Despite the extensive morbidity associated with NF1, the average number of days of unemployment was much higher than the number of reimbursed days of sickness absence among the Finnish individuals with NF1 (Fig. 1). Obviously, morbidity may also contribute to unemployment. For example, mental or cognitive disorders, attention deficits and autism spectrum traits, pain and disfigurement could be hypothesized to interfere with seeking and obtaining stable employment, and such factors are difficult to identify in register-based data due to under-reporting. For example, childhood externalizing and internalizing symptoms have been previously reported to be associated with decreased employment earnings in adulthood [44]. We detected no significant effect of a recent cancer on unemployment. Our analysis demonstrated that accounting for the educational level slightly attenuated the estimates, indicating that the high rate of unemployment among individuals with NF1 is partly due to their lower educational attainment. However, the difference to controls remained marked even after this adjustment. The increasing demands of modern-day work may particularly affect individuals with NF1 whose educational attainment is, on average, lower than in the general population [35, 36]. Unemployment was most pronounced in the youngest age groups of individuals with NF1, which suggests that young persons with NF1 need active support in their attempts to gain employment.
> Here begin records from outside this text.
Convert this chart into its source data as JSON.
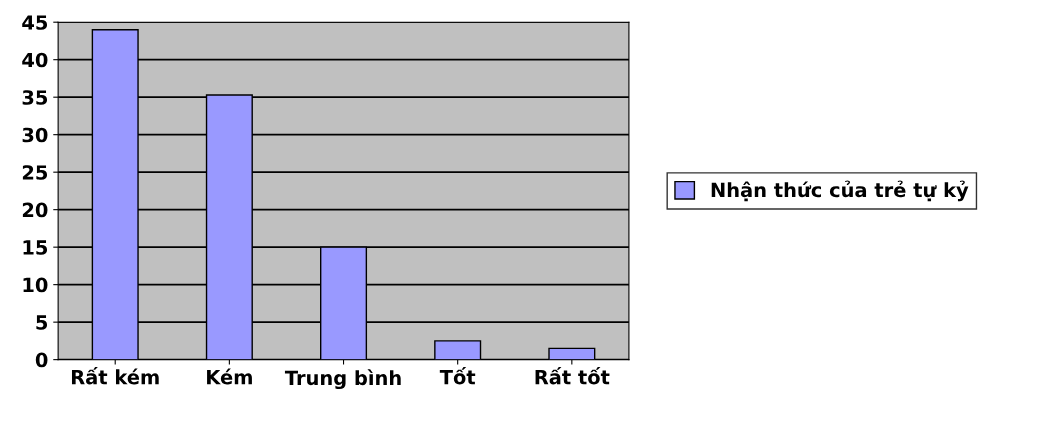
{
  "chart_data": {
    "type": "bar",
    "categories": [
      "Rất kém",
      "Kém",
      "Trung bình",
      "Tốt",
      "Rất tốt"
    ],
    "series": [
      {
        "name": "Nhận thức của trẻ tự kỷ",
        "color": "#9999ff",
        "values": [
          44,
          35.3,
          15,
          2.5,
          1.5
        ]
      }
    ],
    "ylim": [
      0,
      45
    ],
    "yticks": [
      0,
      5,
      10,
      15,
      20,
      25,
      30,
      35,
      40,
      45
    ],
    "grid": "y",
    "legend": "right"
  }
}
The present study is based on Finnish nationwide registers, which needs to be considered in the interpretation of the results. The data provide a comprehensive means for following up large cohorts. However, the data heavily rely on the Finnish processes related to the admissions and payments of sickness allowances, pensions, and unemployment benefits. As a result, caution is required when drawing conclusions on the consequences of NF1 in different countries and societies where, for example, the retirement age or the economic incentives of finding employment may be different than in Finland. The hospital-based ascertainment of the Finnish NF1 cohort may also have introduced selection bias, leading to artificially high morbidity within the cohort. While the NF1 diagnoses of all individuals included in the Finnish NF1 cohort have been confirmed, the patients display high variation in disease severity and manifestations, which is typical to NF1 [6, 45]. The results therefore represent an average NF1 population and are not necessarily applicable to any particular patient. Since unemployment may lead to not applying for sickness allowance even when entitled to it, and morbidity may contribute to unemployment, it is difficult to accurately estimate the relative contributions of these mechanisms.
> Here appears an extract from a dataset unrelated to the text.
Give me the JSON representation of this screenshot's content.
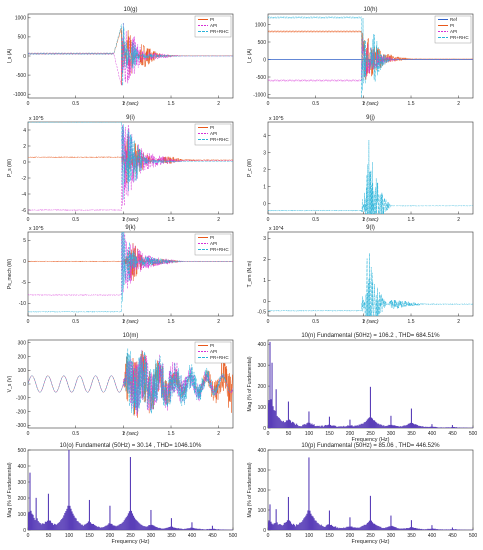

It seems that both unemployment and morbidity are important contributors to the reduced labor market participation of individuals with NF1. In addition to unemployment and days of sickness absence, individuals with NF1 showed significantly increased rates of disability pension, indicating a permanent withdrawal from the labor market. In many cases, such as advanced cancers, working may not be possible. However, we hypothesize that effective identification and treatment of NF1-associated conditions like chronic pain may improve the affected individuals’ capacity to work. Multidisciplinary care for individuals with NF1 can help tackling the various aspects of NF1. It is important to identify the individuals with NF1 who are at a risk for unemployment or prolonged sickness that could be prevented.

Conclusions

The results show that individuals with NF1 are significantly more often unemployed, on sickness absence, or receive disability-related pension than matched controls. Since unemployment is a major contributor to the decreased number of working days in the NF1 group, the results highlight the need for active support for obtaining employment especially in young adults with NF1. The morbidity profile contributing to sickness absence and disability-related pensions among individuals with NF1 is highly concordant with the previous knowledge on the diseases associated with NF1. Timely prevention, diagnosis and treatment of NF1-associated morbidity may improve the affected individuals’ capacity to work. NF1 demonstrates that a rare disease can significantly interfere with working and have wide-ranging effects on economic prospects.